Getting the inside track for a new domain name
THERE'S GREAT DEMAND for new Web addresses these days, whatever kind of business you may be in. For example, converting a Windows NT domain to Windows 2000's new Active Directory structure almost requires a working Internet address system for network naming purposes.
This year, new suffixes -- in addition to the existing .com, .net, and .org -- are supposed to ease the current scarcity of good names. Windows users and others hope short, simple names will once again be available.
Unfortunately, the new suffixes may not expand the name space much. The Internet Corporation for Assigned Names & Numbers (ICANN) has created an insiders' game in which it's likely that a few players will cash in on a new form of Internet mania.
I flew last month to ICANN's annual board meeting in Marina del Rey, Calif., to observe its decision on new TLDs (top-level domains). Four problems are now obvious:
Restricted domains. Instead of assuring as many new suffixes as needed over the next few years, ICANN authorized only seven. Four of these are restricted domains: .aero, .coop, .museum, and .pro.
To register a name in one of these, you must belong to an international association of air carriers, cooperatives, or museums or be a lawyer, doctor, and so on. Another suffix, .name, is for personal monikers only. That leaves just two new TLDs, .biz and .info, to handle all the pent-up demand for new Web businesses.

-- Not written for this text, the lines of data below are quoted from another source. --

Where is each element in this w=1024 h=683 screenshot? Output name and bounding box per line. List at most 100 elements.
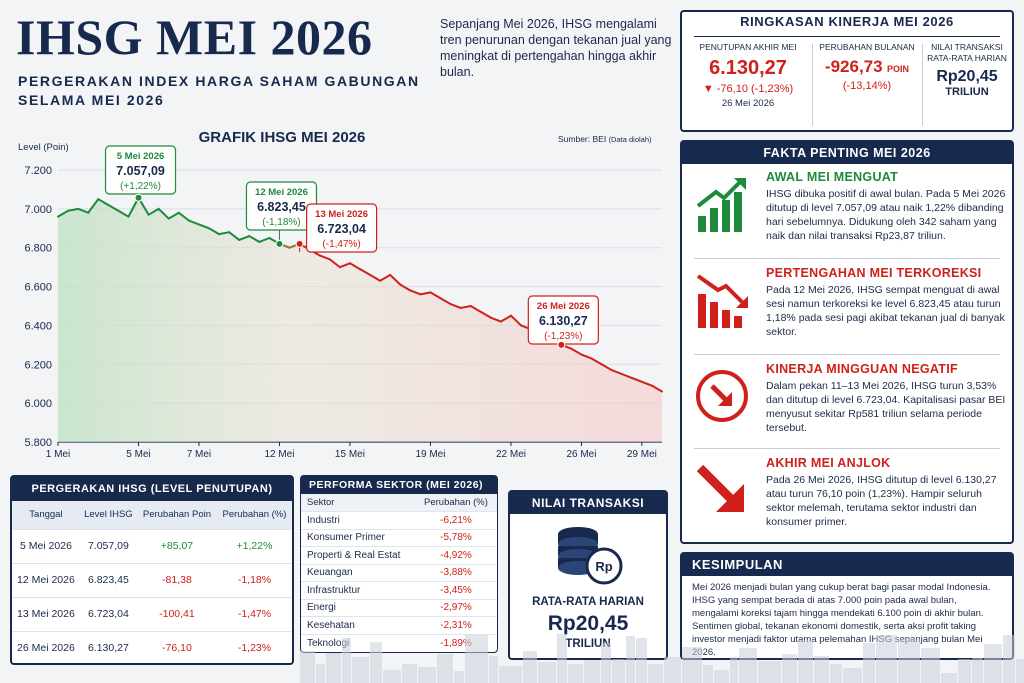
skyline-building: [383, 670, 401, 683]
down-arrow-icon: [696, 464, 744, 512]
skyline-building: [454, 671, 464, 683]
transaction-title: NILAI TRANSAKSI: [510, 492, 666, 514]
annotation-value: 6.723,04: [317, 222, 366, 236]
y-tick-label: 6.000: [24, 398, 52, 410]
series-line-segment: [77, 207, 90, 214]
fact-body: IHSG dibuka positif di awal bulan. Pada …: [766, 188, 1006, 242]
table-row: Energi -2,97%: [301, 598, 497, 617]
chart-ylabel: Level (Poin): [18, 142, 69, 153]
annotation-value: 7.057,09: [116, 164, 165, 178]
table-row: 12 Mei 2026 6.823,45 -81,38 -1,18%: [12, 562, 292, 597]
skyline-building: [538, 662, 556, 683]
data-annotation: 13 Mei 2026 6.723,04 (-1,47%): [295, 203, 378, 253]
fact-item-end-may: AKHIR MEI ANJLOK Pada 26 Mei 2026, IHSG …: [690, 454, 1004, 542]
skyline-building: [465, 635, 488, 683]
series-line-segment: [580, 353, 593, 360]
series-line-segment: [429, 291, 442, 300]
series-line-segment: [238, 235, 251, 241]
growth-bars-icon: [696, 178, 746, 232]
column-header: Sektor: [301, 494, 415, 512]
coin-symbol: Rp: [595, 559, 612, 574]
y-tick-label: 7.200: [24, 165, 52, 177]
chart-title: GRAFIK IHSG MEI 2026: [199, 129, 366, 146]
fact-heading: KINERJA MINGGUAN NEGATIF: [766, 362, 958, 376]
transaction-unit: TRILIUN: [565, 638, 611, 650]
summary-transaction-value: Rp20,45: [936, 68, 998, 85]
annotation-date: 5 Mei 2026: [117, 151, 165, 162]
series-line-segment: [439, 297, 452, 306]
skyline-building: [370, 642, 382, 683]
annotation-point: [275, 239, 284, 248]
series-line-segment: [107, 203, 120, 212]
x-tick-label: 5 Mei: [126, 449, 150, 460]
annotation-value: 6.823,45: [257, 200, 306, 214]
series-line-segment: [208, 227, 221, 236]
summary-monthly-value: -926,73: [824, 57, 883, 76]
skyline-building: [1016, 659, 1024, 683]
conclusion-body: Mei 2026 menjadi bulan yang cukup berat …: [692, 582, 991, 658]
skyline-building: [316, 664, 325, 683]
summary-transaction: NILAI TRANSAKSI RATA-RATA HARIAN Rp20,45…: [924, 42, 1010, 126]
skyline-building: [326, 653, 341, 683]
table-row: Properti & Real Estat -4,92%: [301, 546, 497, 564]
y-tick-label: 7.000: [24, 204, 52, 216]
city-skyline-icon: [300, 634, 1024, 683]
annotation-point: [134, 193, 143, 202]
series-line-segment: [389, 273, 402, 286]
fact-item-mid-may: PERTENGAHAN MEI TERKOREKSI Pada 12 Mei 2…: [690, 264, 1005, 352]
series-line-segment: [499, 314, 512, 323]
skyline-building: [601, 643, 611, 683]
skyline-building: [758, 661, 781, 683]
decline-bars-icon: [696, 274, 748, 328]
table-row: 26 Mei 2026 6.130,27 -76,10 -1,23%: [12, 630, 292, 665]
series-line-segment: [369, 273, 382, 282]
series-line-segment: [177, 211, 190, 222]
skyline-building: [972, 658, 983, 683]
skyline-building: [636, 638, 647, 683]
data-annotation: 12 Mei 2026 6.823,45 (-1,18%): [245, 181, 318, 248]
x-tick-label: 26 Mei: [566, 449, 596, 460]
series-line-segment: [379, 273, 392, 282]
skyline-building: [958, 659, 971, 683]
skyline-building: [499, 666, 522, 683]
annotation-date: 13 Mei 2026: [315, 209, 368, 220]
skyline-building: [814, 656, 829, 683]
x-tick-label: 29 Mei: [627, 449, 657, 460]
movement-table: Tanggal Level IHSG Perubahan Poin Peruba…: [12, 501, 292, 665]
fact-heading: PERTENGAHAN MEI TERKOREKSI: [766, 266, 982, 280]
skyline-building: [568, 664, 583, 683]
conclusion-title: KESIMPULAN: [682, 554, 1012, 576]
skyline-building: [876, 635, 897, 683]
series-line-segment: [469, 305, 482, 313]
skyline-building: [612, 659, 625, 683]
series-line-segment: [399, 283, 412, 292]
skyline-building: [898, 639, 920, 683]
table-row: Industri -6,21%: [301, 511, 497, 529]
table-row: 5 Mei 2026 7.057,09 +85,07 +1,22%: [12, 528, 292, 563]
skyline-building: [418, 667, 436, 683]
sector-table: Sektor Perubahan (%) Industri -6,21% Kons…: [301, 494, 497, 652]
x-tick-label: 1 Mei: [46, 449, 70, 460]
data-annotation: 26 Mei 2026 6.130,27 (-1,23%): [527, 295, 599, 349]
skyline-building: [523, 651, 537, 683]
chart-source: Sumber: BEI (Data diolah): [558, 134, 652, 144]
x-tick-label: 15 Mei: [335, 449, 365, 460]
series-line-segment: [338, 262, 351, 269]
series-line-segment: [187, 219, 200, 226]
column-header: Level IHSG: [79, 501, 137, 529]
down-circle-icon: [696, 370, 748, 422]
skyline-building: [648, 664, 663, 683]
skyline-building: [682, 647, 702, 683]
y-tick-label: 6.400: [24, 320, 52, 332]
series-line-segment: [510, 314, 523, 327]
series-line-segment: [650, 384, 663, 393]
series-line-segment: [449, 303, 462, 309]
skyline-building: [489, 656, 498, 683]
transaction-label: RATA-RATA HARIAN: [532, 596, 644, 608]
series-line-segment: [228, 231, 241, 241]
series-line-segment: [570, 347, 583, 356]
column-header: Perubahan (%): [216, 501, 292, 529]
fact-body: Pada 12 Mei 2026, IHSG sempat menguat di…: [766, 284, 1005, 338]
x-tick-label: 12 Mei: [264, 449, 294, 460]
annotation-change: (+1,22%): [120, 181, 161, 192]
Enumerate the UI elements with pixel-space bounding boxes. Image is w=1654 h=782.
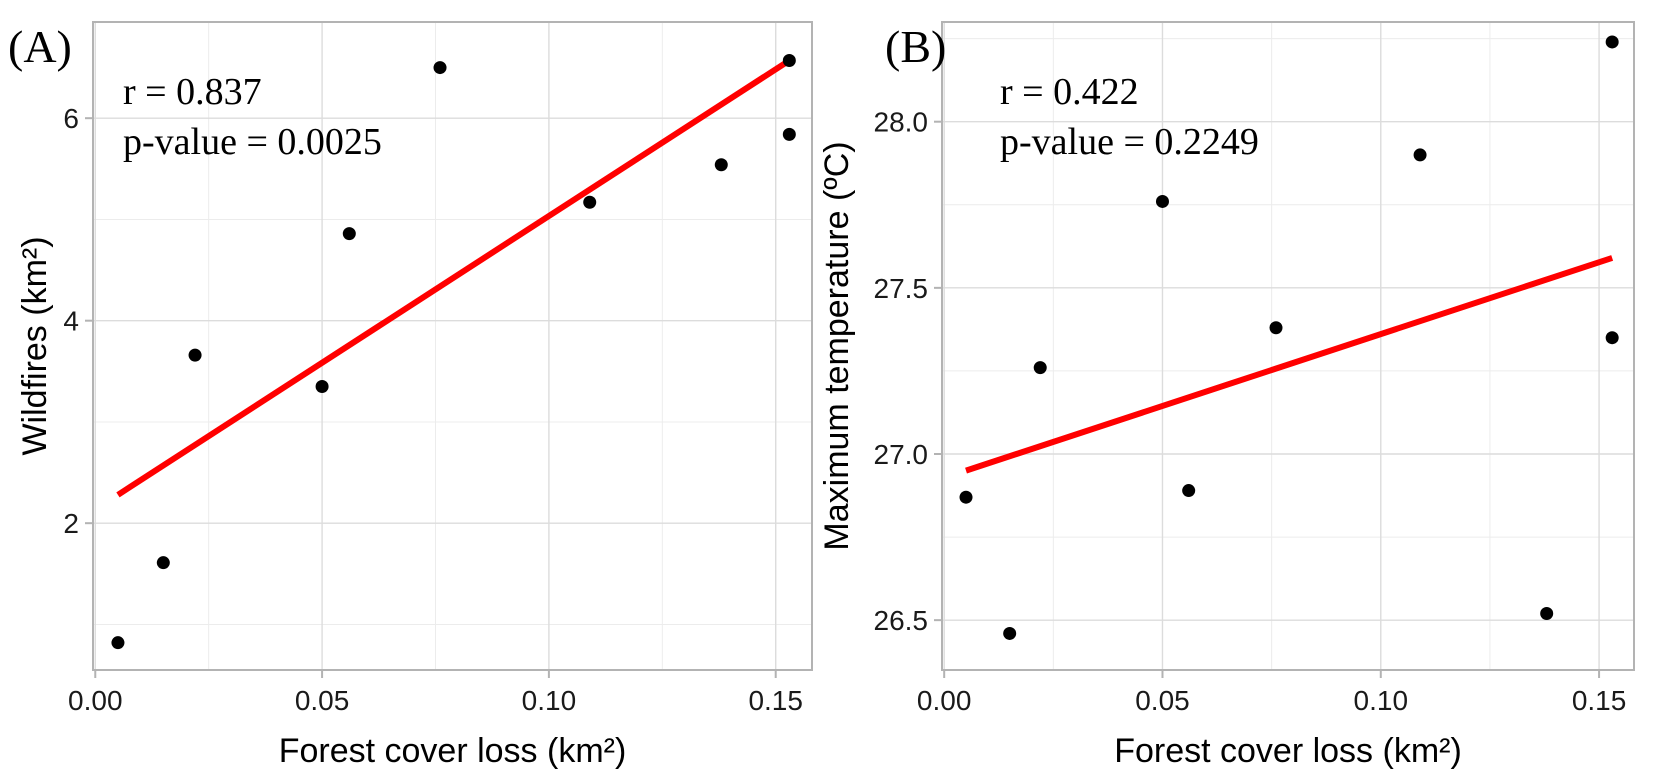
panel-b-y-tick-label: 28.0 — [874, 107, 929, 138]
panel-a-y-axis-title: Wildfires (km²) — [16, 236, 54, 455]
panel-a-data-point — [782, 53, 796, 67]
panel-b-points — [959, 35, 1619, 640]
panel-b-y-axis-title: Maximum temperature (ºC) — [818, 141, 856, 550]
panel-a-p-value: p-value = 0.0025 — [123, 121, 382, 163]
panel-a-points — [111, 53, 796, 650]
panel-b-data-point — [1413, 148, 1427, 162]
panel-a-x-tick-label: 0.10 — [522, 685, 577, 716]
panel-a-ticks: 0.00 0.05 0.10 0.15 2 4 6 — [63, 103, 803, 716]
panel-a-y-tick-label: 2 — [63, 508, 79, 539]
panel-a-x-tick-label: 0.15 — [748, 685, 803, 716]
panel-a: 0.00 0.05 0.10 0.15 2 4 6 (A) r = 0.837 p-valu… — [8, 21, 813, 770]
panel-b-data-point — [1033, 361, 1047, 375]
panel-b-data-point — [1605, 331, 1619, 345]
panel-b-p-value: p-value = 0.2249 — [1000, 121, 1259, 163]
panel-b-ticks: 0.00 0.05 0.10 0.15 26.5 27.0 27.5 28.0 — [874, 107, 1627, 716]
panel-b-regression — [965, 255, 1614, 474]
panel-a-y-tick-label: 4 — [63, 306, 79, 337]
panel-b-grid — [942, 22, 1634, 670]
panel-a-y-tick-label: 6 — [63, 103, 79, 134]
panel-b-y-tick-label: 27.5 — [874, 273, 929, 304]
panel-a-data-point — [315, 380, 329, 393]
panel-b-data-point — [1155, 194, 1169, 208]
panel-a-label: (A) — [8, 21, 72, 72]
panel-a-x-tick-label: 0.00 — [68, 685, 123, 716]
panel-a-plot-frame — [92, 21, 813, 671]
panel-a-data-point — [111, 636, 125, 650]
panel-a-x-tick-label: 0.05 — [295, 685, 350, 716]
panel-b-data-point — [1269, 321, 1283, 335]
panel-a-regression-line — [116, 57, 791, 498]
panel-b-y-tick-label: 26.5 — [874, 605, 929, 636]
panel-b-label: (B) — [885, 21, 946, 72]
panel-b-y-tick-label: 27.0 — [874, 439, 929, 470]
panel-b-x-axis-title: Forest cover loss (km²) — [1114, 732, 1462, 770]
panel-b-x-tick-label: 0.15 — [1572, 685, 1627, 716]
panel-a-data-point — [433, 61, 447, 75]
panel-b-r-value: r = 0.422 — [1000, 71, 1139, 113]
panel-b: 0.00 0.05 0.10 0.15 26.5 27.0 27.5 28.0 (B) r =… — [818, 21, 1635, 770]
panel-a-data-point — [583, 195, 597, 209]
panel-b-data-point — [1182, 484, 1196, 498]
panel-b-data-point — [959, 490, 973, 504]
panel-a-data-point — [782, 127, 796, 141]
panel-a-data-point — [714, 158, 728, 172]
panel-a-x-axis-title: Forest cover loss (km²) — [279, 732, 627, 770]
panel-b-x-tick-label: 0.05 — [1135, 685, 1190, 716]
panel-a-data-point — [188, 348, 202, 362]
panel-b-plot-frame — [941, 21, 1635, 671]
panel-a-data-point — [156, 556, 170, 570]
panel-b-data-point — [1003, 626, 1017, 640]
panel-a-data-point — [342, 227, 356, 241]
panel-a-regression — [116, 57, 791, 498]
panel-a-grid — [93, 22, 812, 670]
panel-b-data-point — [1540, 607, 1554, 621]
panel-a-r-value: r = 0.837 — [123, 71, 262, 113]
panel-b-x-tick-label: 0.10 — [1354, 685, 1409, 716]
panel-b-data-point — [1605, 35, 1619, 49]
panel-b-regression-line — [965, 255, 1614, 474]
panel-b-x-tick-label: 0.00 — [917, 685, 972, 716]
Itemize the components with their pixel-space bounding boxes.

Them what has, gets. To restrict the pool even more, ICANN favors a policy in which owners of registered trademarks will get a 90-day head start before anyone else can register names in new, generic domains.
Last year, ICANN created a quasi-legal system in which trademark owners can take away .com, .net, and .org names from parties who may be using them legitimately. The 90-day head start means the same companies who already own names ending in .com will soak up the same names in the new suffixes.
Board self-interest. After criticism, four ICANN directors with personal involvement in proposals promised to recuse themselves. In fact, they merely stepped away from the table during the actual voting. And long before votes were tallied, these directors had gained a valuable inside edge.
One of the "recused" directors used the dais to criticize competing applications. He particularly disliked .union, a proposal sponsored by a United Nations-related international federation of unions. Their proposal failed on a 5-5 vote, whereas his group's proposal was accepted.